Mais la sculpture paraguayenne ne se limite pas aux techniques traditionnelles ou sacrées : le pays a également une histoire riche en termes de sculpture moderne et contemporaine. Les principaux sculpteurs de renommée internationale sont José Laterza Parodi (1915-1981), Hermann Guggiari (1924-2012), Hugo Pistilli (1940-2006) ou le « Poète du Métal », Angel Yegros (1943) et Gustavo Beckelmann (1963-2017). Parmi la nouvelle génération, on peut citer Juan Pablo Pistilli Miranda (1979) qui a étudié la peinture et la sculpture auprès de son père, Hugo Pistilli, lui aussi très reconnu, tout en sachant s’en distinguer et développer son propre style. Il expose régulièrement ses œuvres de grand format dans les espaces publics afin de les rendre plus accessibles, elles sont ainsi souvent signe de protestation, comme El Bicho, sa sculpture de 6,50 m de haut qu’il présente comme une pointe de lance devant le Congrès, le palais présidentiel et la prison de Tacumbú juste après le massacre de Curuguaty. Son mémorial, réalisé en 2015 en hommage aux 400 victimes de l’incendie du supermarché Ykuá Bolaños (situé devant le bâtiment abandonné en cours de transformation en mémorial), est l’une de ses œuvres les plus remarquables. Comme son père, c’est un artiste humble et engagé.
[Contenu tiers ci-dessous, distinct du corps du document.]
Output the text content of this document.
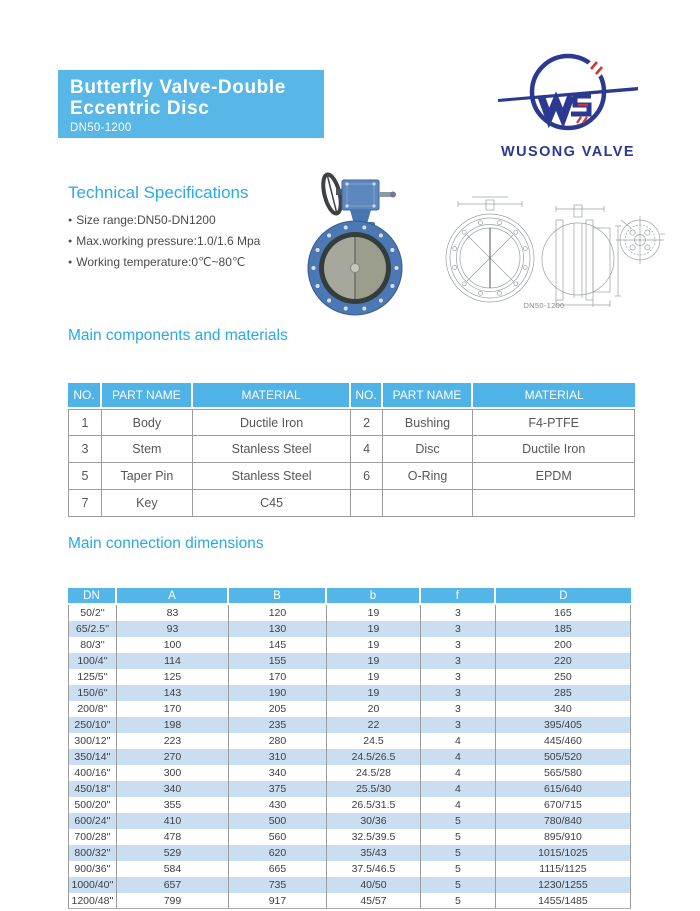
Butterfly Valve-Double
Eccentric Disc
DN50-1200
WUSONG VALVE
Technical Specifications
● Size range:DN50-DN1200
● Max.working pressure:1.0/1.6 Mpa
● Working temperature:0℃~80℃
DN50-1200
Main components and materials
NO.	PART NAME	MATERIAL	NO.	PART NAME	MATERIAL
1	Body	Ductile Iron	2	Bushing	F4-PTFE
3	Stem	Stanless Steel	4	Disc	Ductile Iron
5	Taper Pin	Stanless Steel	6	O-Ring	EPDM
7	Key	C45			
Main connection dimensions
DN	A	B	b	f	D
50/2''	83	120	19	3	165
65/2.5''	93	130	19	3	185
80/3''	100	145	19	3	200
100/4''	114	155	19	3	220
125/5''	125	170	19	3	250
150/6''	143	190	19	3	285
200/8''	170	205	20	3	340
250/10''	198	235	22	3	395/405
300/12''	223	280	24.5	4	445/460
350/14''	270	310	24.5/26.5	4	505/520
400/16''	300	340	24.5/28	4	565/580
450/18''	340	375	25.5/30	4	615/640
500/20''	355	430	26.5/31.5	4	670/715
600/24''	410	500	30/36	5	780/840
700/28''	478	560	32.5/39.5	5	895/910
800/32''	529	620	35/43	5	1015/1025
900/36''	584	665	37.5/46.5	5	1115/1125
1000/40''	657	735	40/50	5	1230/1255
1200/48''	799	917	45/57	5	1455/1485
De la peinture religieuse aux arts contemporains

Au-delà des œuvres religieuses polychromes jésuites et franciscaines, la peinture moderne paraguayenne commence après la guerre de la Triple Alliance, avec l’arrivée des Italiens Guido Boggiani (1861-1902) et Héctor Da Ponte (1879-1956) qui introduisent leurs techniques sur la scène artistique paraguayenne. On peut admirer des toiles représentatives de l’art local au Museo Nacional de Bellas Artes d’Asunción, dont la collection est réduite, mais néanmoins intéressante. Globalement, les mouvements artistiques paraguayens se développent en harmonie avec les grandes tendances internationales. Ainsi, les premiers à rejoindre le mouvement impressionniste sont Pablo Alborno (1875-1958), Juan Samudio (1879-1936), Jaime Bestard (1892-1965) et Modesto Delgado Rodas (1886-1963).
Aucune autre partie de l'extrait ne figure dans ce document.